SqlServer-Query-Optimization-Tips

SqlServer Query Optimization Tips


1.     Tip 1: Always use WHERE Clause in SELECT Queries while we don’t need all the rows to be     returned. This will help to narrow the return rows else it will perform a whole table scan and waste the Sql server resources with increasing the network traffic. While scanning the whole it will lock the Table which may prevent other users to access the table.
Tip 2: It is seen many times developers use codes like  
SELECT * FROM OrderTable WHERE LOWER(UserName)='telsa'
Instead of writing it like the below
SELECT * FROM OrderTable WHERE UserName='telsa'
Infact both the queries does the same work but the 2nd one is better and retrieves rows more speedly than the first query. Because Sql Server is not case sensitive
Tip 3: While running a query, the operators used with the WHERE clause directly affect the performance. The operators shown below are in their decreasing order of their performance.
1.     =
2.     >,>=,<, <=
3.     LIKE
4.     <> 
Tip 4 : When we are writing queries containing NOT IN, then this is going to offer poor performance as the optimizer need to use nested table scan to perform this activity. This can be avoided by using EXISTS or NOT EXISTS.
When there is a choice to use IN or EXIST, we should go with EXIST clause for better performance.
Tip 5: It is always best practice to use the Index seek while the columns are covered by an index, this will force the Query Optimizer to use the index while using IN or OR clauses as a part of our WHERE clause. 
SELECT * FROM OrderTable WHERE Status = 1 AND OrderID IN (406,530,956)
Takes more time than 
SELECT * FROM OrderTable (INDEX=IX_OrderID) WHERE Status = 1 AND OrderID IN (406,530,956)
Tip 6: While we use IN, in the sql query it better to use one or more leading characters in the clause instead of using the wildcard character at the starting.
SELECT * FROM CustomerTable WHERE CustomerName LIKE 'm%'
SELECT * FROM CustomerTable WHERE CustomerName LIKE '%m'
In the first query the Query optimizer is having the ability to use an index to perform the query and there by reducing the load on sql server.

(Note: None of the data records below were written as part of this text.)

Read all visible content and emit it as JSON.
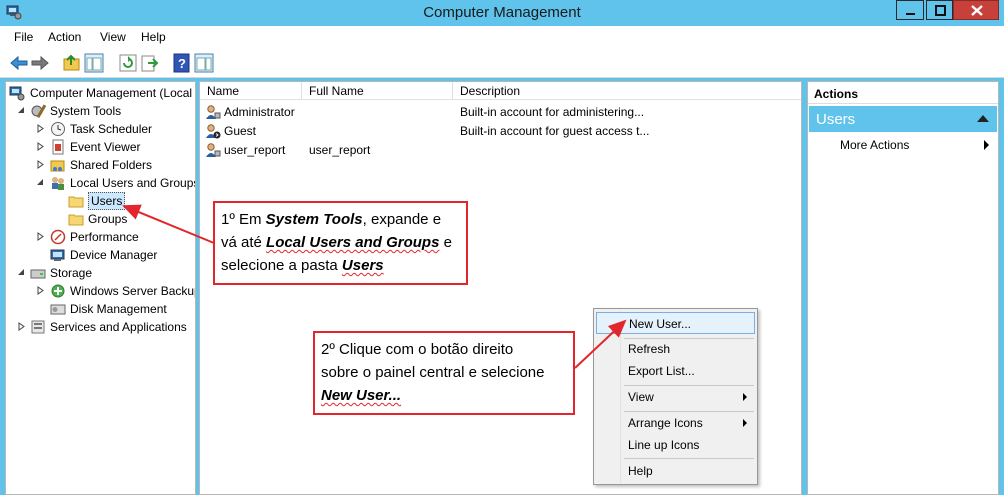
{
  "window": {
    "title": "Computer Management",
    "controls": {
      "minimize": "minimize-icon",
      "maximize": "maximize-icon",
      "close": "close-icon"
    }
  },
  "menu": [
    "File",
    "Action",
    "View",
    "Help"
  ],
  "toolbar": [
    "back-icon",
    "forward-icon",
    "up-folder-icon",
    "show-hide-tree-icon",
    "refresh-icon",
    "export-list-icon",
    "help-icon",
    "show-hide-action-pane-icon"
  ],
  "tree": [
    {
      "label": "Computer Management (Local",
      "icon": "computer-management-icon",
      "expander": ""
    },
    {
      "label": "System Tools",
      "icon": "system-tools-icon",
      "expander": "open"
    },
    {
      "label": "Task Scheduler",
      "icon": "clock-icon",
      "expander": "closed"
    },
    {
      "label": "Event Viewer",
      "icon": "event-viewer-icon",
      "expander": "closed"
    },
    {
      "label": "Shared Folders",
      "icon": "shared-folder-icon",
      "expander": "closed"
    },
    {
      "label": "Local Users and Groups",
      "icon": "users-group-icon",
      "expander": "open"
    },
    {
      "label": "Users",
      "icon": "folder-icon",
      "expander": "",
      "selected": true
    },
    {
      "label": "Groups",
      "icon": "folder-icon",
      "expander": ""
    },
    {
      "label": "Performance",
      "icon": "performance-icon",
      "expander": "closed"
    },
    {
      "label": "Device Manager",
      "icon": "device-manager-icon",
      "expander": ""
    },
    {
      "label": "Storage",
      "icon": "storage-icon",
      "expander": "open"
    },
    {
      "label": "Windows Server Backup",
      "icon": "backup-icon",
      "expander": "closed"
    },
    {
      "label": "Disk Management",
      "icon": "disk-icon",
      "expander": ""
    },
    {
      "label": "Services and Applications",
      "icon": "services-icon",
      "expander": "closed"
    }
  ],
  "list": {
    "columns": [
      "Name",
      "Full Name",
      "Description"
    ],
    "rows": [
      {
        "name": "Administrator",
        "full_name": "",
        "description": "Built-in account for administering...",
        "icon": "user-icon"
      },
      {
        "name": "Guest",
        "full_name": "",
        "description": "Built-in account for guest access t...",
        "icon": "disabled-user-icon"
      },
      {
        "name": "user_report",
        "full_name": "user_report",
        "description": "",
        "icon": "user-icon"
      }
    ]
  },
  "actions": {
    "header": "Actions",
    "section": "Users",
    "more": "More Actions"
  },
  "context_menu": [
    {
      "label": "New User...",
      "highlighted": true,
      "submenu": false
    },
    {
      "label": "Refresh",
      "submenu": false
    },
    {
      "label": "Export List...",
      "submenu": false
    },
    {
      "label": "View",
      "submenu": true
    },
    {
      "label": "Arrange Icons",
      "submenu": true
    },
    {
      "label": "Line up Icons",
      "submenu": false
    },
    {
      "label": "Help",
      "submenu": false
    }
  ],
  "callout1": {
    "p1": "1º Em ",
    "e1": "System Tools",
    "p2": ", expande e",
    "p3": "vá até ",
    "e2": "Local Users and Groups",
    "p4": " e",
    "p5": "selecione a pasta ",
    "e3": "Users"
  },
  "callout2": {
    "line1": "2º Clique com o botão direito",
    "line2": "sobre o painel central e selecione",
    "e1": "New User..."
  },
  "colors": {
    "titlebar": "#5fc3ec",
    "callout_border": "#e3262b",
    "close_button": "#c7403a"
  }
}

But in the second query, no suitable index can be created while running the query.
Tip 7: While there is case to use IN or BETWEEN clause in the query, it is always advisable to use BETWEEN for better result.
SELECT * FROM CustomerTable WHERE CustomerID BETWEEN (5000 AND 5005)
Performs better than
SELECT * FROM CustomerTable WHERE CustomerID IN (5000,5001,5002,5003,5004,5005)
Tip 8: Always avoid the use of SUBSTRING function in the query.
SELECT * FROM CustomerTable WHERE CustomerName LIKE 'n%'
Is much better than writing
SELECT * FROM CustomerTable WHERE SUBSTRING(CustomerName,1,1)='n'
Tip 9 : The queries having WHERE clause connected by AND operators are evaluated from left to right in the order they are written. So certain things should be taken care of like
o    Provide the least likely true expressions first in the AND. By doing this if the AND expression is false at the initial stage the clause will end immediately. So it will save execution time
o    If all the parts of the AND expression are equally like being false then better to put the Complex expression first. So if the complex works are false then less works to be done.
Tip 10: Its sometimes better to combine queries using UNION ALL instead of using many OR clauses.
SELECT CustomerID, FirstName, LastName FROM CustomerTable
WHERE City = 'Wichita' or ZIP = '67201' or State= 'Kansas'
The above query to use and index, it is required to have indexes on all the 3 columns.
The same query can be written as
SELECT CustomerID, FirstName, LastName FROM CustomerTable WHERE City = 'Wichita'
UNION ALL
SELECT CustomerID, FirstName, LastName FROM CustomerTable WHERE ZIP = '67201'
UNION ALL
SELECT CustomerID, FirstName, LastName FROM CustomerTable WHERE State= 'Kansas'
Both the queries will provide same results but if there is only an index on City and no indexes on the zip or state, then the first query will not use the index and a table scan is performed. But the 2nd one will use the index as the part of the query.
Tip 11:  While the select statement contains a HAVING clause, its better to make the WHERE clause to do most of the works (removing the undesired rows) for the Query instead of letting the HAVING clause to do the works.
 e.g. in a SELECT statement with GROUP BY and HAVING clause, things happens like first WHERE clause will select appropriate rows then GROUP BY divide them to group of rows and finally the HAVING clause have less works to perform, which will boost the performance.
Tip 12: Let’s take 2 situations
   A query that takes 30 seconds to run, and then displays all of the required results.
     A query that takes 60 seconds to run, but displays the first screen full of records in less than 1 second.
By looking at the above 2 situations a developer may choose to follow the 1st option, as it uses less resources and faster in performance. But actually the 2nd one is more acceptable by a DBA. An application may provide immediate feedback to the user, but actually this may not be happening at the background.

We can use a hint like
SELECT * FROM CustomerTable WHERE City = 'Wichita' OPTION(FAST n)
where n = number of rows that we want to display as fast as possible. This hint helps to return the specified number of rows as fast as possible without bothering about the time taken by the overall query.

ROLLUP and CUBE.


Let me give you one example where we can use ROLLUP and CUBE.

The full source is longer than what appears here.